Joseph Tadjuidje Kamgaing

visiting Charles University of Prague

We consider time series switching between different dynamics or phases, e.g. a generalized mixture of first order nonlinear AR-ARCH models with two dynamics

\begin{displaymath}
X_t = S_t (m1(X_{t-1}) + \sigma_1(X_{t-1})\epsilon_t) +
(1 - S_t) (m_2(X_{t-1}) + \sigma_2(X_{t-1})\epsilon_t)
\end{displaymath}

The hidden process $S_t$ is a first order Markov chain with values in {0, 1}, the residuals $\epsilon_t$ ot are i.i.d. with mean 0 and variance 1, the autoregressive, $m_1$ and $m_2$, and volatility, $\sigma_1$ and $\sigma_2$, functions are unknown. We first present some conditions that ensure the asymptotic stability( Geometric Ergodicity) of the process and define a version of the likelihood function under mild assumptions. Further, based on the likelihood we investigate the behavior of feedfoward networks for estimating the autoregressive and volatility functions and identifying the changepoints between different phases.
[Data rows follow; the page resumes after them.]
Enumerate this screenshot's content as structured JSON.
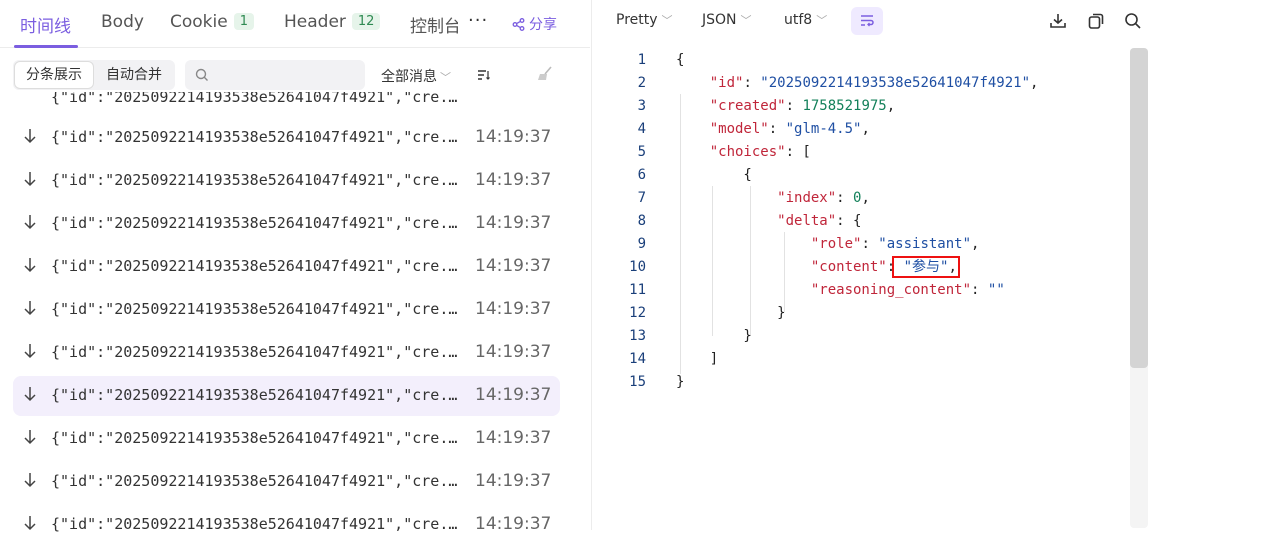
{
  "left": {
    "tabs": [
      {
        "label": "时间线"
      },
      {
        "label": "Body"
      },
      {
        "label": "Cookie",
        "badge": "1"
      },
      {
        "label": "Header",
        "badge": "12"
      },
      {
        "label": "控制台"
      }
    ],
    "share_label": "分享",
    "more_label": "···",
    "toolbar": {
      "split_label": "分条展示",
      "merge_label": "自动合并",
      "search_placeholder": "",
      "filter_label": "全部消息"
    },
    "rows": [
      {
        "msg": "{\"id\":\"2025092214193538e52641047f4921\",\"cre...",
        "time": "14:19:37"
      },
      {
        "msg": "{\"id\":\"2025092214193538e52641047f4921\",\"cre...",
        "time": "14:19:37"
      },
      {
        "msg": "{\"id\":\"2025092214193538e52641047f4921\",\"cre...",
        "time": "14:19:37"
      },
      {
        "msg": "{\"id\":\"2025092214193538e52641047f4921\",\"cre...",
        "time": "14:19:37"
      },
      {
        "msg": "{\"id\":\"2025092214193538e52641047f4921\",\"cre...",
        "time": "14:19:37"
      },
      {
        "msg": "{\"id\":\"2025092214193538e52641047f4921\",\"cre...",
        "time": "14:19:37"
      },
      {
        "msg": "{\"id\":\"2025092214193538e52641047f4921\",\"cre...",
        "time": "14:19:37",
        "selected": true
      },
      {
        "msg": "{\"id\":\"2025092214193538e52641047f4921\",\"cre...",
        "time": "14:19:37"
      },
      {
        "msg": "{\"id\":\"2025092214193538e52641047f4921\",\"cre...",
        "time": "14:19:37"
      },
      {
        "msg": "{\"id\":\"2025092214193538e52641047f4921\",\"cre...",
        "time": "14:19:37"
      }
    ]
  },
  "right": {
    "format_label": "Pretty",
    "type_label": "JSON",
    "encoding_label": "utf8",
    "json": {
      "id": "2025092214193538e52641047f4921",
      "created": "1758521975",
      "model": "glm-4.5",
      "index": "0",
      "role": "assistant",
      "content": "参与",
      "reasoning_content": ""
    }
  },
  "colors": {
    "accent": "#7b5ee0",
    "selected_row": "#f3effc",
    "json_key": "#c0263a",
    "json_string": "#1f4fa3",
    "json_number": "#13805a",
    "highlight_box": "#e11111"
  }
}
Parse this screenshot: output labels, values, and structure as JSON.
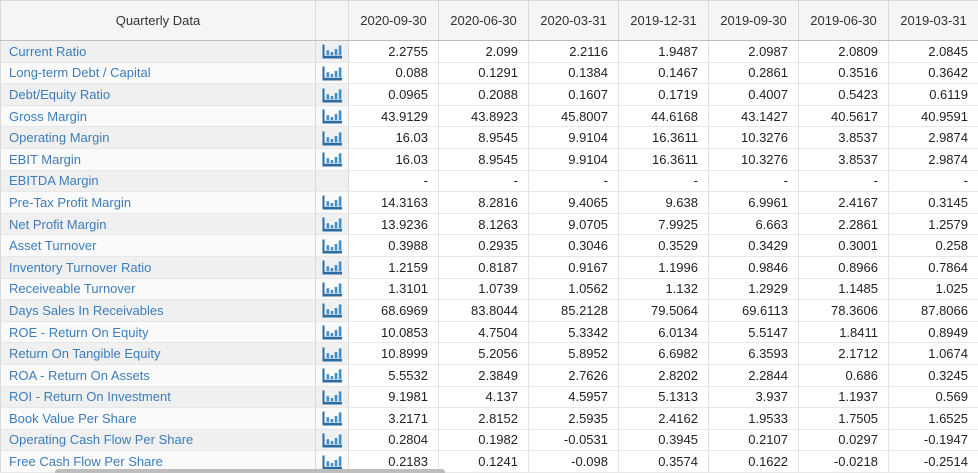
{
  "table": {
    "title": "Quarterly Data",
    "columns": [
      "2020-09-30",
      "2020-06-30",
      "2020-03-31",
      "2019-12-31",
      "2019-09-30",
      "2019-06-30",
      "2019-03-31"
    ],
    "rows": [
      {
        "label": "Current Ratio",
        "has_chart_icon": true,
        "values": [
          "2.2755",
          "2.099",
          "2.2116",
          "1.9487",
          "2.0987",
          "2.0809",
          "2.0845"
        ]
      },
      {
        "label": "Long-term Debt / Capital",
        "has_chart_icon": true,
        "values": [
          "0.088",
          "0.1291",
          "0.1384",
          "0.1467",
          "0.2861",
          "0.3516",
          "0.3642"
        ]
      },
      {
        "label": "Debt/Equity Ratio",
        "has_chart_icon": true,
        "values": [
          "0.0965",
          "0.2088",
          "0.1607",
          "0.1719",
          "0.4007",
          "0.5423",
          "0.6119"
        ]
      },
      {
        "label": "Gross Margin",
        "has_chart_icon": true,
        "values": [
          "43.9129",
          "43.8923",
          "45.8007",
          "44.6168",
          "43.1427",
          "40.5617",
          "40.9591"
        ]
      },
      {
        "label": "Operating Margin",
        "has_chart_icon": true,
        "values": [
          "16.03",
          "8.9545",
          "9.9104",
          "16.3611",
          "10.3276",
          "3.8537",
          "2.9874"
        ]
      },
      {
        "label": "EBIT Margin",
        "has_chart_icon": true,
        "values": [
          "16.03",
          "8.9545",
          "9.9104",
          "16.3611",
          "10.3276",
          "3.8537",
          "2.9874"
        ]
      },
      {
        "label": "EBITDA Margin",
        "has_chart_icon": false,
        "values": [
          "-",
          "-",
          "-",
          "-",
          "-",
          "-",
          "-"
        ]
      },
      {
        "label": "Pre-Tax Profit Margin",
        "has_chart_icon": true,
        "values": [
          "14.3163",
          "8.2816",
          "9.4065",
          "9.638",
          "6.9961",
          "2.4167",
          "0.3145"
        ]
      },
      {
        "label": "Net Profit Margin",
        "has_chart_icon": true,
        "values": [
          "13.9236",
          "8.1263",
          "9.0705",
          "7.9925",
          "6.663",
          "2.2861",
          "1.2579"
        ]
      },
      {
        "label": "Asset Turnover",
        "has_chart_icon": true,
        "values": [
          "0.3988",
          "0.2935",
          "0.3046",
          "0.3529",
          "0.3429",
          "0.3001",
          "0.258"
        ]
      },
      {
        "label": "Inventory Turnover Ratio",
        "has_chart_icon": true,
        "values": [
          "1.2159",
          "0.8187",
          "0.9167",
          "1.1996",
          "0.9846",
          "0.8966",
          "0.7864"
        ]
      },
      {
        "label": "Receiveable Turnover",
        "has_chart_icon": true,
        "values": [
          "1.3101",
          "1.0739",
          "1.0562",
          "1.132",
          "1.2929",
          "1.1485",
          "1.025"
        ]
      },
      {
        "label": "Days Sales In Receivables",
        "has_chart_icon": true,
        "values": [
          "68.6969",
          "83.8044",
          "85.2128",
          "79.5064",
          "69.6113",
          "78.3606",
          "87.8066"
        ]
      },
      {
        "label": "ROE - Return On Equity",
        "has_chart_icon": true,
        "values": [
          "10.0853",
          "4.7504",
          "5.3342",
          "6.0134",
          "5.5147",
          "1.8411",
          "0.8949"
        ]
      },
      {
        "label": "Return On Tangible Equity",
        "has_chart_icon": true,
        "values": [
          "10.8999",
          "5.2056",
          "5.8952",
          "6.6982",
          "6.3593",
          "2.1712",
          "1.0674"
        ]
      },
      {
        "label": "ROA - Return On Assets",
        "has_chart_icon": true,
        "values": [
          "5.5532",
          "2.3849",
          "2.7626",
          "2.8202",
          "2.2844",
          "0.686",
          "0.3245"
        ]
      },
      {
        "label": "ROI - Return On Investment",
        "has_chart_icon": true,
        "values": [
          "9.1981",
          "4.137",
          "4.5957",
          "5.1313",
          "3.937",
          "1.1937",
          "0.569"
        ]
      },
      {
        "label": "Book Value Per Share",
        "has_chart_icon": true,
        "values": [
          "3.2171",
          "2.8152",
          "2.5935",
          "2.4162",
          "1.9533",
          "1.7505",
          "1.6525"
        ]
      },
      {
        "label": "Operating Cash Flow Per Share",
        "has_chart_icon": true,
        "values": [
          "0.2804",
          "0.1982",
          "-0.0531",
          "0.3945",
          "0.2107",
          "0.0297",
          "-0.1947"
        ]
      },
      {
        "label": "Free Cash Flow Per Share",
        "has_chart_icon": true,
        "values": [
          "0.2183",
          "0.1241",
          "-0.098",
          "0.3574",
          "0.1622",
          "-0.0218",
          "-0.2514"
        ]
      }
    ]
  },
  "icons": {
    "chart_icon": "bar-chart-icon"
  },
  "colors": {
    "link_blue": "#3d7dba",
    "icon_axis_blue": "#2d6ca2",
    "icon_bar_blue": "#3f8fc9",
    "header_bg": "#f5f5f5",
    "row_odd_bg": "#f0f0f0",
    "row_even_bg": "#fafafa",
    "header_border": "#bdbdbd",
    "cell_border": "#e2e2e2",
    "column_border": "#d9d9d9",
    "scrollbar_thumb": "#bdbdbd"
  }
}
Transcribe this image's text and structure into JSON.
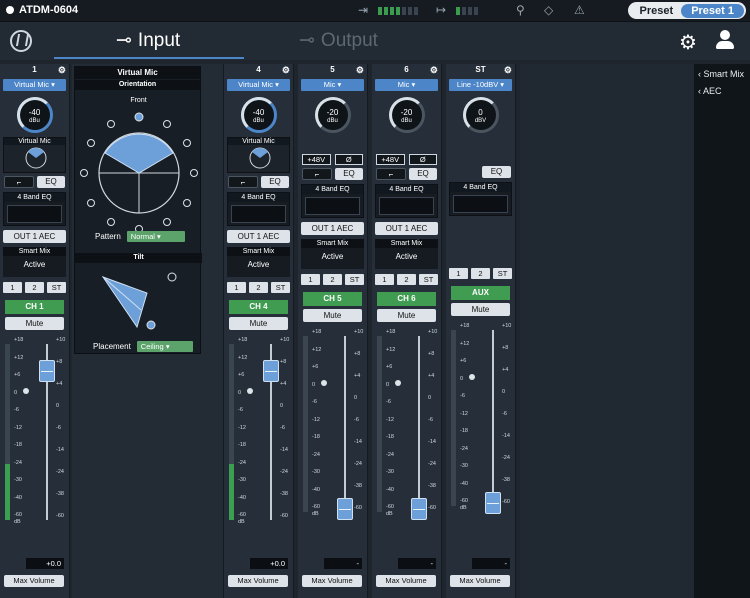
{
  "app": {
    "device_name": "ATDM-0604"
  },
  "top": {
    "preset_label": "Preset",
    "preset_value": "Preset 1"
  },
  "tabs": {
    "input": "Input",
    "output": "Output"
  },
  "right_panel": {
    "smart_mix": "Smart Mix",
    "aec": "AEC"
  },
  "virtual_mic_panel": {
    "title": "Virtual Mic",
    "orientation": "Orientation",
    "front": "Front",
    "pattern_label": "Pattern",
    "pattern_value": "Normal",
    "tilt": "Tilt",
    "placement_label": "Placement",
    "placement_value": "Ceiling"
  },
  "channels": [
    {
      "num": "1",
      "source": "Virtual Mic",
      "gain": "-40",
      "unit": "dBu",
      "name": "CH 1",
      "readout": "+0.0",
      "fader_db": 0
    },
    {
      "num": "4",
      "source": "Virtual Mic",
      "gain": "-40",
      "unit": "dBu",
      "name": "CH 4",
      "readout": "+0.0",
      "fader_db": 0
    },
    {
      "num": "5",
      "source": "Mic",
      "gain": "-20",
      "unit": "dBu",
      "name": "CH 5",
      "readout": "-",
      "fader_db": -60
    },
    {
      "num": "6",
      "source": "Mic",
      "gain": "-20",
      "unit": "dBu",
      "name": "CH 6",
      "readout": "-",
      "fader_db": -60
    },
    {
      "num": "ST",
      "source": "Line -10dBV",
      "gain": "0",
      "unit": "dBV",
      "name": "AUX",
      "readout": "-",
      "fader_db": -60
    }
  ],
  "labels": {
    "virtual_mic": "Virtual Mic",
    "eq": "EQ",
    "four_band": "4 Band EQ",
    "out_aec": "OUT 1 AEC",
    "smart_mix": "Smart Mix",
    "active": "Active",
    "bus1": "1",
    "bus2": "2",
    "busst": "ST",
    "mute": "Mute",
    "max_volume": "Max Volume",
    "phantom": "+48V",
    "phase": "Ø",
    "db": "dB"
  }
}
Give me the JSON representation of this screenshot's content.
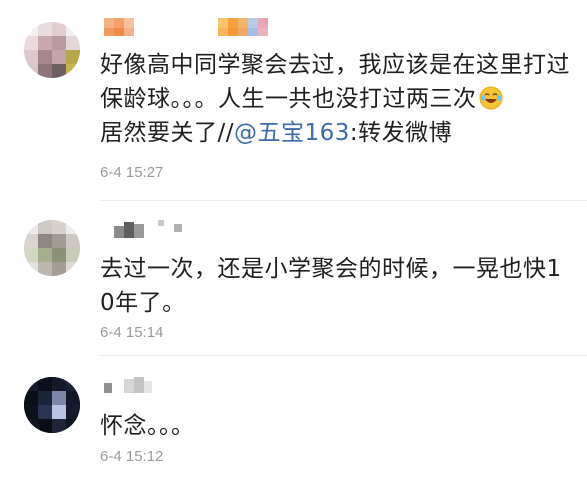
{
  "comments": [
    {
      "text_before": "好像高中同学聚会去过，我应该是在这里打过保龄球。。。人生一共也没打过两三次",
      "emoji_icon": "laughing-crying-emoji",
      "text_mid": "居然要关了//",
      "mention": "@五宝163",
      "text_after": ":转发微博",
      "time": "6-4 15:27"
    },
    {
      "text": "去过一次，还是小学聚会的时候，一晃也快10年了。",
      "time": "6-4 15:14"
    },
    {
      "text": "怀念。。。",
      "time": "6-4 15:12"
    }
  ]
}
Since the process $S_t$ is not observable, we design a version of the Expectation Maximization algorithm that account for solving the problem numerically. In fact, this algorithm consists of assuming in the Expectation step that the parameters of the networks functions are known and to estimate the $\widehat S_t$. Considering now the $\widehat S_t$ the parameters of the networks functions are derived in theMaximization step. Both steps are iterated until a stopping criterion is satisfied.

Based on these estimations, we construct a trading strategy that we apply on real life data and compare the results with those of the classical Buy and Hold strategy.


2005-05-23